Вскоре моя госпожа наняла кормилицу, чтобы не ходить несколько раз в день за молоком. Она посадила меня у детской кроватки и попросила нянечку не трогать её любимую куклу, а меня – присматривать за малышкой. Да и той женщине ни за что не пришло бы в голову ко мне прикасаться, уж больно неприглядно я выглядела и устрашала её. Доверять помощникам по хозяйству нынче было глупо и безрассудно, а это тихое дитя было единственной ценностью, что осталась у хозяйки и единственным ориентиром. К слову, кормилица оказалось женщиной доброй, ответственной и выполняла свою работу строго по часам.

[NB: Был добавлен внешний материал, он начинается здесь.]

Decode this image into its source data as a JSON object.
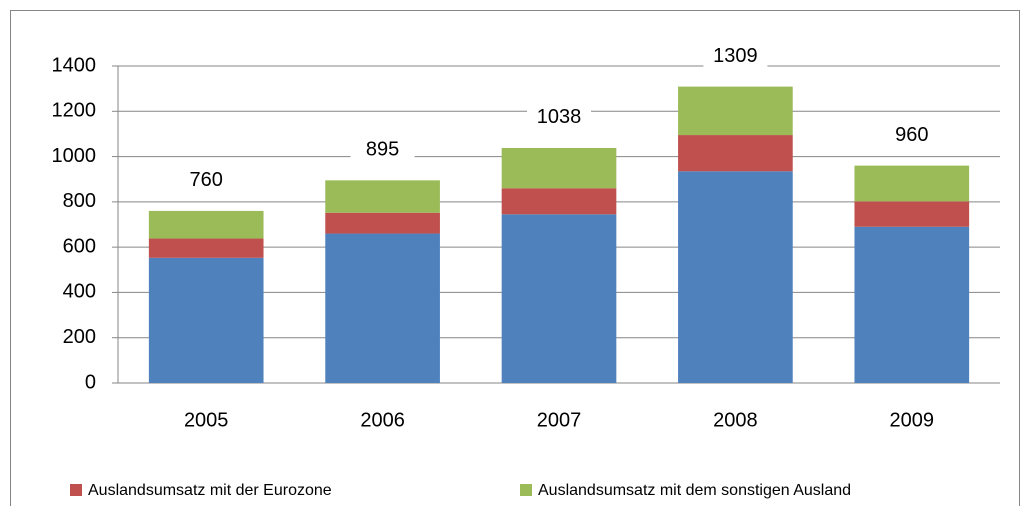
{
  "chart_data": {
    "type": "stacked_bar",
    "categories": [
      "2005",
      "2006",
      "2007",
      "2008",
      "2009"
    ],
    "series": [
      {
        "color": "#4f81bd",
        "values": [
          553,
          660,
          745,
          935,
          690
        ]
      },
      {
        "name": "Auslandsumsatz mit der Eurozone",
        "color": "#c0504d",
        "values": [
          85,
          92,
          115,
          160,
          112
        ]
      },
      {
        "name": "Auslandsumsatz mit dem sonstigen Ausland",
        "color": "#9bbb59",
        "values": [
          122,
          143,
          178,
          214,
          158
        ]
      }
    ],
    "totals": [
      760,
      895,
      1038,
      1309,
      960
    ],
    "ylim": [
      0,
      1400
    ],
    "yticks": [
      0,
      200,
      400,
      600,
      800,
      1000,
      1200,
      1400
    ],
    "grid": true,
    "legend": "bottom"
  }
}
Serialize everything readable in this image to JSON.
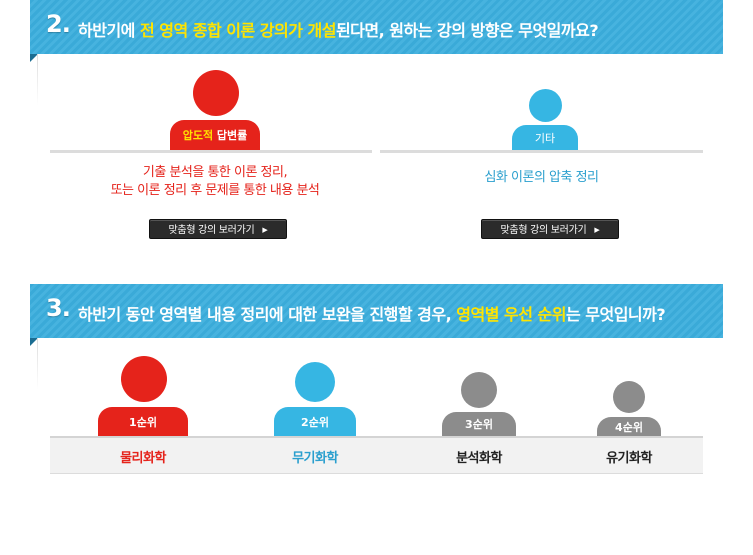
{
  "section2": {
    "number": "2.",
    "title_prefix": "하반기에 ",
    "title_highlight": "전 영역 종합 이론 강의가 개설",
    "title_suffix": "된다면, 원하는 강의 방향은 무엇일까요?",
    "options": [
      {
        "badge_highlight": "압도적",
        "badge_label": " 답변률",
        "desc_line1": "기출 분석을 통한 이론 정리,",
        "desc_line2": "또는 이론 정리 후 문제를 통한 내용 분석",
        "button_label": "맞춤형 강의 보러가기"
      },
      {
        "badge_label": "기타",
        "desc_line1": "심화 이론의 압축 정리",
        "button_label": "맞춤형 강의 보러가기"
      }
    ]
  },
  "section3": {
    "number": "3.",
    "title_prefix": "하반기 동안 영역별 내용 정리에 대한 보완을 진행할 경우, ",
    "title_highlight": "영역별 우선 순위",
    "title_suffix": "는 무엇입니까?",
    "ranks": [
      {
        "rank": "1순위",
        "subject": "물리화학",
        "color": "#e5231b"
      },
      {
        "rank": "2순위",
        "subject": "무기화학",
        "color": "#2a9fce"
      },
      {
        "rank": "3순위",
        "subject": "분석화학",
        "color": "#222222"
      },
      {
        "rank": "4순위",
        "subject": "유기화학",
        "color": "#222222"
      }
    ]
  },
  "colors": {
    "red": "#e5231b",
    "blue": "#36b6e3",
    "gray": "#8c8c8c",
    "banner": "#3aaad8",
    "highlight": "#ffe400"
  },
  "icons": {
    "button_arrow": "triangle-right-icon",
    "person": "person-icon"
  }
}
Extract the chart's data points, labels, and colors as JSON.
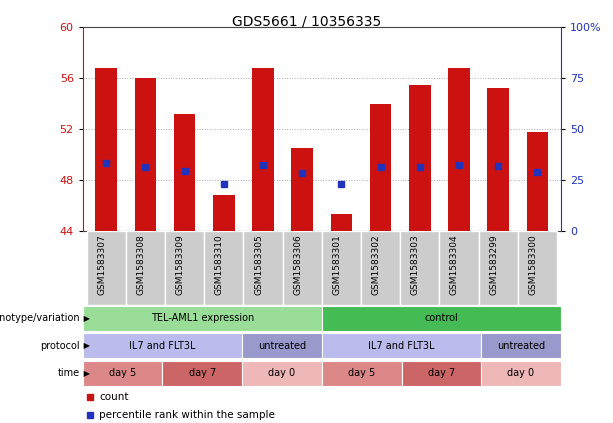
{
  "title": "GDS5661 / 10356335",
  "samples": [
    "GSM1583307",
    "GSM1583308",
    "GSM1583309",
    "GSM1583310",
    "GSM1583305",
    "GSM1583306",
    "GSM1583301",
    "GSM1583302",
    "GSM1583303",
    "GSM1583304",
    "GSM1583299",
    "GSM1583300"
  ],
  "bar_tops": [
    56.8,
    56.0,
    53.2,
    46.8,
    56.8,
    50.5,
    45.3,
    54.0,
    55.5,
    56.8,
    55.2,
    51.8
  ],
  "bar_base": 44.0,
  "blue_dots": [
    49.3,
    49.0,
    48.7,
    47.7,
    49.2,
    48.5,
    47.7,
    49.0,
    49.0,
    49.2,
    49.1,
    48.6
  ],
  "ylim_left": [
    44,
    60
  ],
  "yticks_left": [
    44,
    48,
    52,
    56,
    60
  ],
  "yticks_right": [
    0,
    25,
    50,
    75,
    100
  ],
  "ytick_labels_right": [
    "0",
    "25",
    "50",
    "75",
    "100%"
  ],
  "bar_color": "#cc1111",
  "dot_color": "#2233bb",
  "grid_color": "#888888",
  "genotype_row": {
    "label": "genotype/variation",
    "groups": [
      {
        "text": "TEL-AML1 expression",
        "start": 0,
        "end": 6,
        "color": "#99dd99"
      },
      {
        "text": "control",
        "start": 6,
        "end": 12,
        "color": "#44bb55"
      }
    ]
  },
  "protocol_row": {
    "label": "protocol",
    "groups": [
      {
        "text": "IL7 and FLT3L",
        "start": 0,
        "end": 4,
        "color": "#bbbbee"
      },
      {
        "text": "untreated",
        "start": 4,
        "end": 6,
        "color": "#9999cc"
      },
      {
        "text": "IL7 and FLT3L",
        "start": 6,
        "end": 10,
        "color": "#bbbbee"
      },
      {
        "text": "untreated",
        "start": 10,
        "end": 12,
        "color": "#9999cc"
      }
    ]
  },
  "time_row": {
    "label": "time",
    "groups": [
      {
        "text": "day 5",
        "start": 0,
        "end": 2,
        "color": "#dd8888"
      },
      {
        "text": "day 7",
        "start": 2,
        "end": 4,
        "color": "#cc6666"
      },
      {
        "text": "day 0",
        "start": 4,
        "end": 6,
        "color": "#eeb8b8"
      },
      {
        "text": "day 5",
        "start": 6,
        "end": 8,
        "color": "#dd8888"
      },
      {
        "text": "day 7",
        "start": 8,
        "end": 10,
        "color": "#cc6666"
      },
      {
        "text": "day 0",
        "start": 10,
        "end": 12,
        "color": "#eeb8b8"
      }
    ]
  },
  "legend_red_label": "count",
  "legend_blue_label": "percentile rank within the sample",
  "tick_label_color_left": "#cc1111",
  "tick_label_color_right": "#2233bb",
  "sample_cell_color": "#cccccc",
  "sample_cell_border": "#ffffff"
}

Магазинчик сладостей процветал, накопления умножались, и можно было бы сказать, что уже началась светлая радостная жизнь, но спустя семь месяцев младенец впервые закричал и весь городок узнал, благодаря сарафанному радио, что у той миловидной девушки–пекарши есть ребёнок, и взялся он непонятно откуда. На все её заверения, что это дочка покойной младшей сестры, и потому позаботиться о малышке больше некому, жители отвечали недоверием и пустыми, полными презрения и насмешками пересудами. Городской люд, ещё вчера с огромным удовольствием уплетавший за обе щёки её глазированных зверушек, теперь только и делал, что обсуждал, строя невероятные догадки, распуская небылицы, откуда появилось дитя. Замшелый городок ожил и зашевелился, ведь у него появилось хоть какое–то развлечение. И никто даже не пытался поверить в существование бескорыстного добра, отваги, самоотречения и добровольной жертвы. Пойдя самым простым ходом мысли, горожане сошлись на том, что дитя – незаконнорождённое, ведь у его попечительницы не зияет деловито и гордо на пальце обручальное кольцо. И раз уж ребёнок внебрачный, а значит, по мнению жителей, неправильный, сглаженный, определённо больной и, скорее всего, даже заразный. Из этого вытекал нехитрый мещанский вывод: раз с младенцем что–то не так, значит, и с его матерью тоже. Как посмела эта чужачка кормить заразными руками всё наивное местное ничего не подозревающее население. Тут же соседские тётушки добавили личные наблюдения о том, что чудачка курит день и ночь трубку, как портовой грузчик, что для приличной женщины просто недопустимо. И что она уж больно скрытная, так, что и слова из неё не вытянешь, да и молиться с остальными не желает, а значит, нечиста и скрывает что–то тёмное и жуткое за миловидным личиком и нарочитой вежливостью. А некоторые особо впечатлительные личности начали нашёптывать, что пекарша–то самая настоящая ведьма, а дитя – никак иначе, как дьявольский выродок. Немудрено, что при такой репутации дела становились всё хуже и хуже, пока продажа совсем не встала. Но девушка упорно продолжала замешивать тесто, варить сиропы и чудить над сдобными зверушками.